TANGKAP IKAN: Warga tunjukkan ikan yang berhasil ditangkap di kolam tando harian milik Pembangkit Listrik Tenaga Air  Timo, Tuntang, Kabupaten Semarang, Sabtu (12/8/2017)

SEMARANG, MANTEB.Com – Kolam tando harian milik Pembangkit Listrik Tenaga Air (PLTA) Timo, Tuntang,Kabupaten Semarang setiap 3 tahun sekali dilakukan perawatan rutin, kolam akan dikuras. Di dalam kolam tersebut ternyata juga ada ribuan ikan yang dapat ditangkap oleh warga. Dengan membayar Rp 20.000 warga dapat bebas menangkap ikan berapapun jumlahnya. Wargapun memanfaatkan jaring dan berbagai macam alat untuk menangkap  ikan.

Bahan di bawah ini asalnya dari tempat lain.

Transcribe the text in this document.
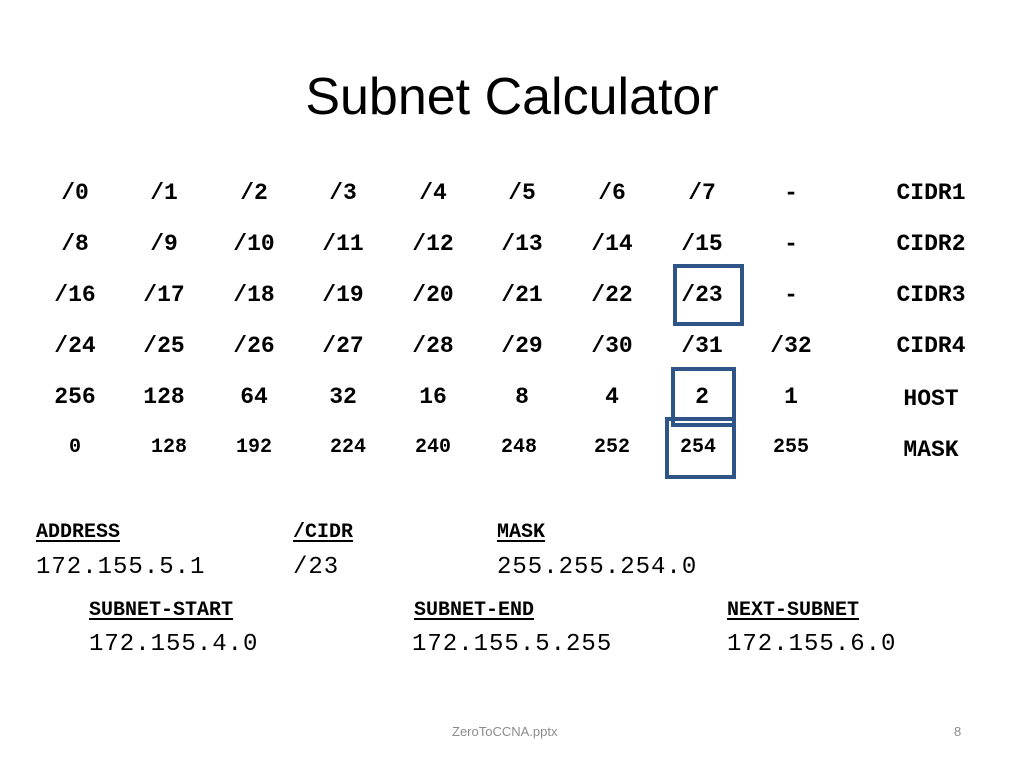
Subnet Calculator
/0	/1	/2	/3	/4	/5	/6	/7	-	CIDR1
/8	/9	/10	/11	/12	/13	/14	/15	-	CIDR2
/16	/17	/18	/19	/20	/21	/22	/23	-	CIDR3
/24	/25	/26	/27	/28	/29	/30	/31	/32	CIDR4
256	128	64	32	16	8	4	2	1	HOST
0	128	192	224	240	248	252	254	255	MASK
ADDRESS
172.155.5.1
/CIDR
/23
MASK
255.255.254.0
SUBNET-START
172.155.4.0
SUBNET-END
172.155.5.255
NEXT-SUBNET
172.155.6.0
ZeroToCCNA.pptx	8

Kolam pembangkit listrik tersebut memiliki  luas sekitar dua hektar, dengan kedalaman empat meter. air kolam   dikuras setiap tiga tahun sekali, untuk  memberersihkan lumpur yang bisa merusak turbin dan memudahkan perawatan mesin-mesin pembangkit listrik.

Pengurasan kolam dilakukan  ketika tingkat sedimentasi tinggi. Saat kolam dikuras, PLN memberi kesempatan kepada semua warga untuk menangkap ikan yang dipelihara dengan membayar ikan Rp 20.000.

Berbagai jenis ikan berhasil ditangkap oleh warga, seperti jenis Munjair, Nila, Gurame, Wader Hijau dan berbagai jenis lainnya. Ukurannya pun bermacam-macam, dari ukuran kecil hingga ukuran sekitar lima kilogram. Hasil tangkapan ikan yang didapatkan ada yang dijual dengan harga sekitar 40 ribu rupiah per kilogramnya.

Salah satu warga pencari ikan Iswanto mengatakan, ia bersama warga yang lain memanfaatkan momentum tersebut untuk menangkap ikan, selain hanya memerlukan biaya yang murah, ia dapat bebas menagkap ikan.

“ya kan hanya membayar Rp 20.000 bisa dapat banyak ikan. nangkapnya pake jaring. Ikannya ada yang dikonsumsi sendiri, ada yang mau di jual juga.” Tutur Iswanto

Tradisi tangkap ikan ada sejak PLTA Timo beroperasi mulai tahun 1962, untuk memperkuat produksi listrik dari PLTA Jelok yang beroperasi sejak tahun 1938.